The cemetery is located not far from our flat, and it's kind of amazing that I haven't made it over there before now. I run past it all the time along the Grand Union Canal, which forms its southern border. (Running to keep myself out of a cemetery, I suppose, though as Rose says to Cosmo in "Moonstruck," "I just want you to know that no matter what you do, you're gonna die, just like everybody else.")

That's the gas works in Ladbroke Grove across the canal from the cemetery. (You've seen it before in this post, but I wouldn't expect you to remember!)

Kensal Green Cemetery dates back to 1833 and covers 72 acres, including several chapels, a crematorium and a rose garden. It was supposedly inspired by Pere Lachaise cemetery in Paris. I saw all sorts of gothic, mossy and generally illegible headstones dating back to the mid-1800s, some tilting at crazy angles. Walking off the main footpaths was challenging, as the ground is very uneven.

I also saw new headstones, and a few relatively recent graves. Kensal Green is still an active area for burials.

It's interesting how people choose to be remembered -- a writer, a gardener, a cat lover. I saw graves decorated with toys, pinwheels, flags and figurines of pixies and fairies.

Some graves were decorated with wildlife -- just pigeons and squirrels. (I've always heard cemeteries are great places for birdwatching but this is the best I did. Still, he is a very handsome pigeon.)

The tombs and mausoleums along the cemetery's central thoroughfare are especially grand. Still, I don't really get burial -- I would much rather be cremated and scattered somewhere. Spending eternity in a tomb -- even one of these fancy boxes -- just seems so static.

I did find a few famous people -- I'll tell you about them tomorrow!

I didn't even begin to cover the entire cemetery. It's just too big. It warrants a repeat visit.


  1. What an awesome cemetery! Your line about cemeteries being good for birdwatching reminded me of the so-called Patagonia picnic table effect, which basically suggests that places become renowned for attracting rare birds mainly because they attract lots of birders. The more birders you have sitting at any random picnic table, the more likely rare birds will be spotted.

  2. That IS a very handsome pigeon!
    Wow. I would love to spend hours in that cemetery. One of my favorite places in my favorite place (Cozumel, Mexico) is the cemetery in the downtown area. For some pictures of a very, very different (and yet, with similarities) place to spend eternity, you can go see the pictures I took in Cozumel last January.

  3. Well, it's timely to visit cemeteries in October, so maybe that's why you haven't been until now.

    Gorgeous pictures!

  4. I love old cemeteries.

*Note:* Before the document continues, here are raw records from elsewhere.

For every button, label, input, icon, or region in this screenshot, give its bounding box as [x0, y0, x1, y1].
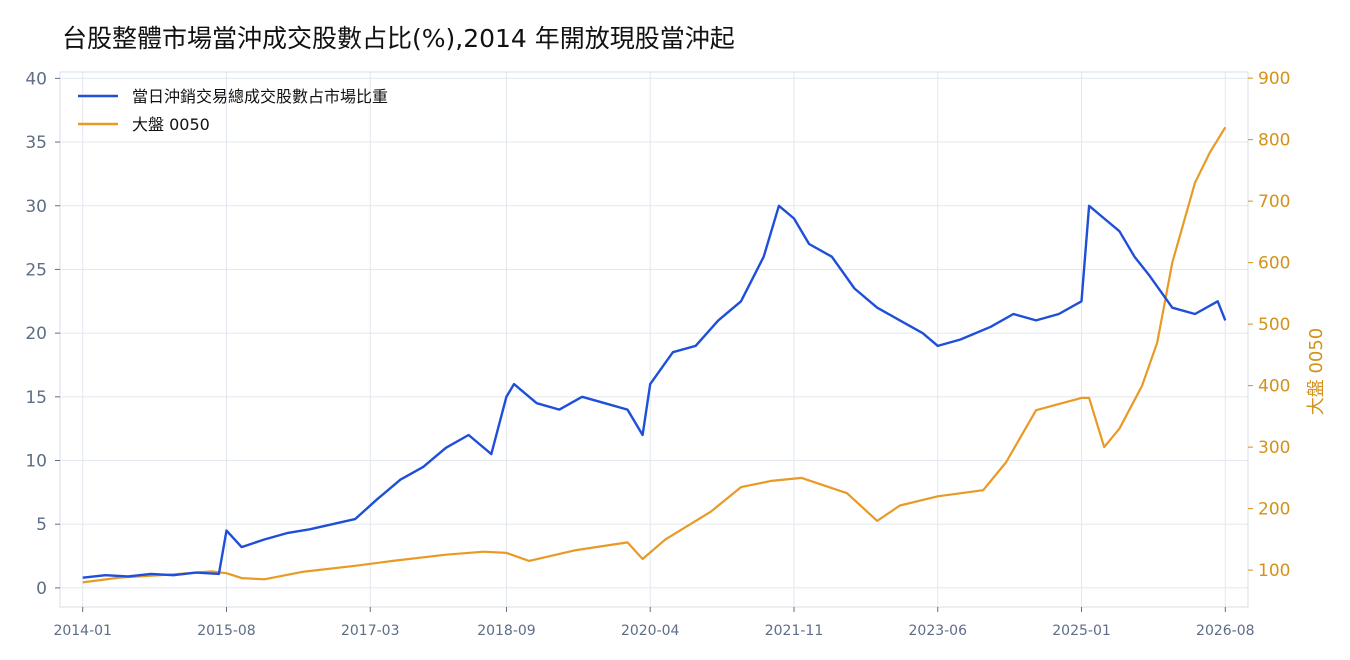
y-right-tick-label: 700 — [1258, 192, 1290, 212]
x-tick-label: 2026-08 — [1196, 623, 1255, 639]
x-tick-label: 2025-01 — [1052, 623, 1111, 639]
y-left-tick-label: 25 — [25, 260, 47, 280]
y-left-tick-label: 20 — [25, 324, 47, 344]
y-axis-right: 100 200 300 400 500 600 700 800 900 — [1248, 69, 1290, 581]
x-tick-label: 2021-11 — [765, 623, 824, 639]
x-axis: 2014-01 2015-08 2017-03 2018-09 2020-04 2021-… — [53, 607, 1255, 639]
x-tick-label: 2018-09 — [477, 623, 536, 639]
y-axis-right-label: 大盤 0050 — [1306, 328, 1327, 416]
y-left-tick-label: 35 — [25, 133, 47, 153]
y-right-tick-label: 600 — [1258, 254, 1290, 274]
x-tick-label: 2020-04 — [621, 623, 680, 639]
x-tick-label: 2017-03 — [341, 623, 400, 639]
grid — [60, 72, 1248, 607]
legend-label: 大盤 0050 — [132, 115, 210, 134]
chart-title: 台股整體市場當沖成交股數占比(%),2014 年開放現股當沖起 — [62, 24, 735, 53]
x-tick-label: 2023-06 — [909, 623, 968, 639]
y-right-tick-label: 100 — [1258, 561, 1290, 581]
series-layer — [82, 126, 1227, 584]
legend-label: 當日沖銷交易總成交股數占市場比重 — [132, 87, 388, 106]
y-left-tick-label: 40 — [25, 69, 47, 89]
y-right-tick-label: 400 — [1258, 377, 1290, 397]
y-left-tick-label: 15 — [25, 388, 47, 408]
y-right-tick-label: 800 — [1258, 131, 1290, 151]
series-line — [82, 204, 1227, 579]
y-right-tick-label: 300 — [1258, 438, 1290, 458]
y-right-tick-label: 200 — [1258, 500, 1290, 520]
plot-frame — [59, 71, 1249, 608]
y-axis-left: 0 5 10 15 20 25 30 35 40 — [25, 69, 60, 599]
series-line — [82, 126, 1227, 584]
y-right-tick-label: 900 — [1258, 69, 1290, 89]
y-left-tick-label: 0 — [36, 579, 47, 599]
y-left-tick-label: 30 — [25, 197, 47, 217]
y-left-tick-label: 5 — [36, 515, 47, 535]
y-right-tick-label: 500 — [1258, 315, 1290, 335]
x-tick-label: 2014-01 — [53, 623, 112, 639]
x-tick-label: 2015-08 — [197, 623, 256, 639]
y-left-tick-label: 10 — [25, 452, 47, 472]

I think we need to get out & visit some of our favorites this fall.

    I also agree that that is a very handsome pigeon!

    Mike & I want to be cremated, although as a historian he hates the idea of cemeteries dying out (pun intended).

  5. I love exploring cemeteries and reading the epitaphs on the gravestones.

    This cemetery looks very intriguing. The old ones are the best.

    I keep telling myself to drive over to Sleepy Hollow and visit the cemetery there. It would be the perfect time of year for that, yes? I just don't want to meet up with the Headless Horseman!

  6. You got some great photos here. On one of my visits to London, I toured Highgate Cemetary and this reminds me very much of that place.

  7. Lorianne: England has amazing cemeteries, I gotta say. You gotta love something called the "Patagonia picnic table effect"! I've never heard of that, but it makes sense that birds would be more readily perceived in a place with a lot of birders.

    Ms. Moon: The cemetery in Cozumel looks amazing. A bit like the one in Key West, actually. Cemeteries are often such fascinating places.

    Reya: I didn't even think of my excursion in relationship to your post about the ghosts out and about at this time of year! But you're right, it IS timely!

    Bug: Indeed! Post pictures!

    Lynne: Sleepy Hollow would make a GREAT blog post. I'm guessing the Headless Horseman is retired by now. :)

    Sharon: Highgate is on my list of places to visit as well!

  8. I love this post. Modern cemeteries are so sterile and boring.

  9. So dark and melancholic, I love it. I'm visiting Savannah in July and am looking forward to spending a few, languid hours touring Bonaventure Cemetery.